Segundo Luís Pesca, dirigente da Federação Nacional de Sindicatos dos Trabalhadores em Funções Públicas e Sociais, os tripulantes de ambulâncias do INEM e os trabalhadores dos centros de orientação de doentes urgentes (CODU) decidiram marcar uma greve nacional para dia 1 do próximo mês, que coincidirá com uma manifestação de protesto em Lisboa.
“Os trabalhadores do INEM reivindicaram uma carreira, houve um compromisso por parte do Ministério da Saúde para a revisão e negociação da carreira e, lamentavelmente, na semana passada, o secretário de Estado Adjunto da Saúde informou-nos que esta carreira não ia ver a luz do dia nesta legislatura”, afirmou Luís Pesca em declarações à agência Lusa.

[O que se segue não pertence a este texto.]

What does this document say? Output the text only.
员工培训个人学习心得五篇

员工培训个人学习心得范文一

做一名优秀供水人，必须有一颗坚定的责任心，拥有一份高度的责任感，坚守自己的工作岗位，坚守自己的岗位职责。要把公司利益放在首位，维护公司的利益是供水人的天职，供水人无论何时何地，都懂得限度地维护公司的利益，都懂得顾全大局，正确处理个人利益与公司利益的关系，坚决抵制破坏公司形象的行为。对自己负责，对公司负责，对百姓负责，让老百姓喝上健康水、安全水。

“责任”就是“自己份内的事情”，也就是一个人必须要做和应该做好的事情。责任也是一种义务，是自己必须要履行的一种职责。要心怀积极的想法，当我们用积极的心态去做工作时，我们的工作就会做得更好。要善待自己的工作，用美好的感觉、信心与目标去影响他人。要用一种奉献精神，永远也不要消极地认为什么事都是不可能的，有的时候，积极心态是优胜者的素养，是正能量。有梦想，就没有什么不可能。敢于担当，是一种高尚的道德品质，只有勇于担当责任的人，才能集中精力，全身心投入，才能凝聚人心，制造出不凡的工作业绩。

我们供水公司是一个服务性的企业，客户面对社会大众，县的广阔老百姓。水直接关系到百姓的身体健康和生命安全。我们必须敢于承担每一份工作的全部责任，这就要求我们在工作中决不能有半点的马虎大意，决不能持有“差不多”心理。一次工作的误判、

Para a Federação de Sindicatos, o Ministério da Saúde andou a enganar os trabalhadores ao solicitar que parassem os seus momentos de luta porque a carreira estava a ser negociada e ia ser finalizada.

“Foi um engodo aos trabalhadores”, resumiu Luís Pesca.

Assim, os técnicos de emergência e os técnicos de ambulância do INEM decidiram avançar com um pré-aviso de greve nacional para dia 1 de outubro, três dias antes das eleições legislativas.

Entretanto, o INEM lamentou a decisão dos técnicos do instituto de marcar uma greve para 01 de outubro e avisou que tomará todas as providências para manter os níveis de operacionalidade necessários para prestar socorro de emergência médica.

Em comunicado, o INEM deixa um apelo aos seus profissionais para que “mantenham o compromisso fundamental “de garantir a “prestação de auxílio de emergência médica em condições de respeito pela expectativa pública de prontidão e efetividade”.

O INEM deixa ainda um sinal de confiança à população, lembrando que o socorro de emergência é assegurado numa perspetiva de complementaridade de meios, no âmbito do Sistema Integrado de Emergência Médica (SIEM), de que fazem parte o INEM, os Bombeiros e a Cruz Vermelha Portuguesa, bem como a PSP e a GNR.

“Assim, o Sistema Integrado de Emergência Médica manterá as suas condições de operacionalidade e o socorro à população estará sempre assegurado”, sublinha.